Tracey Ullman’s “too woke to function” video pokes fun at this hypersensitivity. “Is water racist?” a horrified young man in a “woke” support group asks, only to be told that that kind of worrying can ruin any chance he has of relaxing and enjoying life.
I’m all for trying to make positive changes, but here’s something I don’t agree with. Some have said it is insensitive for PETA to mention the importance of the struggle for animal rights in the same breath as praising Martin Luther King Jr. To me, that’s as misplaced a concern as asking if water is racist.
Struggles for justice take many forms and King himself recognized that. He was even criticized by his own followers then, as PETA has been now, for involving himself in issues outside the Black civil rights movement. That doesn’t stop this animal rights group from serving vegan food at marches against racial injustice or passing the hat when a mosque or Black church is burned or its congregation attacked out of hatred. I believe, as did King, that injustice isn’t a single issue, and it is to King’s immense credit that he recognized the power of uniting the struggles against the many forms of injustice. Never being silent was his life’s work, and it is PETA’s obligation.
No one who knows PETA doubts that we oppose all exploitation, discrimination, needless violence, abuse and slaughter — all of it. Our job is to wake people up, shake people up and find creative ways to call for an overarching view, not slink into a corner and pretend that our movements are unrelated. Perhaps particularly when people are already upset with one form of injustice, that’s the time to convince, even challenge, them not to abandon those who are always on the margins.
Who you are may be important to you but should not exempt you from your role in the larger community of life. You don’t have to be Japanese to know internment camps were wrong, you don’t have to be a captive orca to protest captivity, men must fight sexism and racial injustice must be decried by people of every race. Each one of us is needed in the struggle for animal liberation, and we will not be whole human beings until we reject supremacism in all its ugly forms.

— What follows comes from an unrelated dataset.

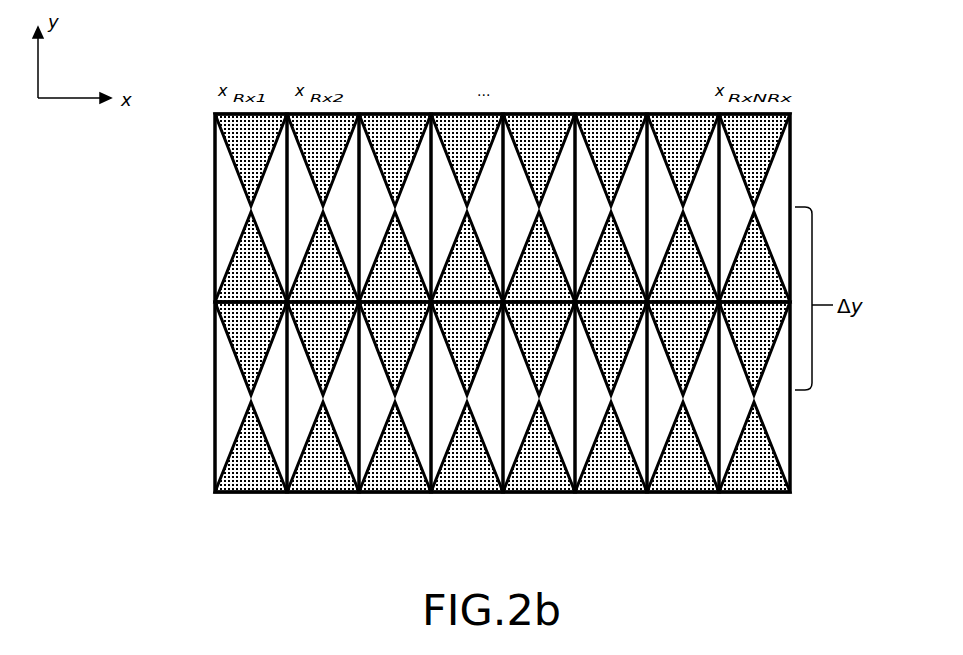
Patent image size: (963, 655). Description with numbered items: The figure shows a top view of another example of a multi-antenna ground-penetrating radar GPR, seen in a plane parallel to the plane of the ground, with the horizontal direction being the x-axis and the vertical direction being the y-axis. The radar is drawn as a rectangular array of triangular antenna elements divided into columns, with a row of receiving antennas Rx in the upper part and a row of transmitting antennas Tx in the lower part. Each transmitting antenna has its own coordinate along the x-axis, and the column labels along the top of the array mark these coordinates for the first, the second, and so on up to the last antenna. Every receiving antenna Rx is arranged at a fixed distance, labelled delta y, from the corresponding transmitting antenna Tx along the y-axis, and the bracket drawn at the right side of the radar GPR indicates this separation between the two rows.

The ground-penetrating radar GPR is at (803, 153).
The receiving antennas Rx is at (165, 197).
The transmitting antennas Tx is at (162, 397).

Atrocities are atrocities no matter the victim’s age, religion, identity, nationality, ethnicity, gender — or species. It is human supremacism to think that there is something sacrosanct about a woman’s experience of rape and that it’s not the same for a cow imprisoned on a dairy farm if a man shoves his hand deep inside her and inserts a long syringe. Aren’t her pain and fear just as real as a woman’s? If we turn a blind eye to heinous acts of abuse and killing that happen to those who don’t happen to be human, that is human supremacism.

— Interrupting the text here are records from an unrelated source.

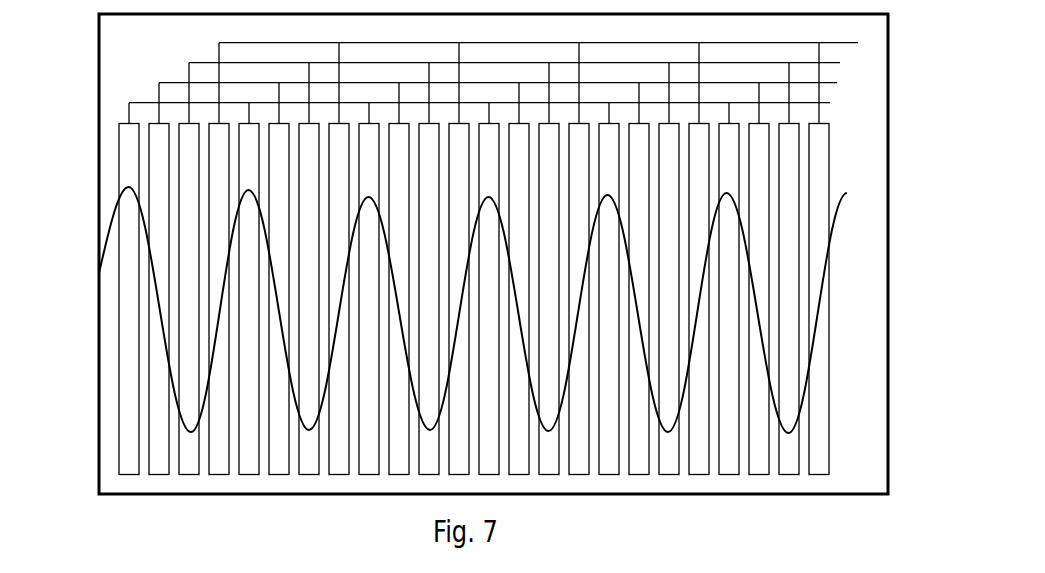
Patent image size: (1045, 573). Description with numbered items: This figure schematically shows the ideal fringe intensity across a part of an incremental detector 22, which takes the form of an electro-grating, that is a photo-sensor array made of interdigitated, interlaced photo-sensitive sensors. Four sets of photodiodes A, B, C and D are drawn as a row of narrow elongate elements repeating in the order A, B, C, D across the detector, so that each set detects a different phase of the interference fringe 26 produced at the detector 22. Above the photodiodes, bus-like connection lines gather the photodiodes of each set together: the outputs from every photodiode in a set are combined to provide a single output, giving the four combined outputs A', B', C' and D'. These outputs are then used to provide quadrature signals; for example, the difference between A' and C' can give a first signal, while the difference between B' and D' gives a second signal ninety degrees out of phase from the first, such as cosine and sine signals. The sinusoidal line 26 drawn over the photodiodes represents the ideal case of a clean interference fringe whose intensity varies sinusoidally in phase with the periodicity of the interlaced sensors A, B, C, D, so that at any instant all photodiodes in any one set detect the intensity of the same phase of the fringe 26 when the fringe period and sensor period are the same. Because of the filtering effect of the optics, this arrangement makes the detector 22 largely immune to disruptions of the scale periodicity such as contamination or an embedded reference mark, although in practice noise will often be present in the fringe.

The incremental detector 22 is at (459, 254).
The interference fringe 26 is at (836, 237).
The set of photodiodes A is at (429, 299).
The set of photodiodes B is at (459, 299).
The set of photodiodes C is at (489, 299).
The set of photodiodes D is at (519, 299).
The combined output A' is at (490, 108).
The combined output B' is at (508, 98).
The combined output C' is at (525, 88).
The combined output D' is at (554, 78).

Martin Luther King Jr. spoke up not just for racial equality but also for women. And he also spoke up for white pacifists. Should he have shut up? If William Wilberforce, a privileged member of the landed gentry in England, had not fought to free slaves, to provide sanitation and alms for the poor of London and to stop the whipping of horses on public streets, immense suffering would have continued. Was it white savior complex, wealthy savior complex and human savior complex? No. It was because he recognized that it was all one struggle — for all the disenfranchised. Bless his big heart.
White, black, brown, yellow. Gay, straight, transgender. Muslim, Catholic, Hindu, Jew. Rat, pig, dog, human. In the end, the only relevant divide should be between those who want liberty and justice for all and those who want it only for the few they narrowly identify with.
Perhaps this year we will look deep inside ourselves and realize that what animals have, including their very lives, is theirs alone, not ours for the taking.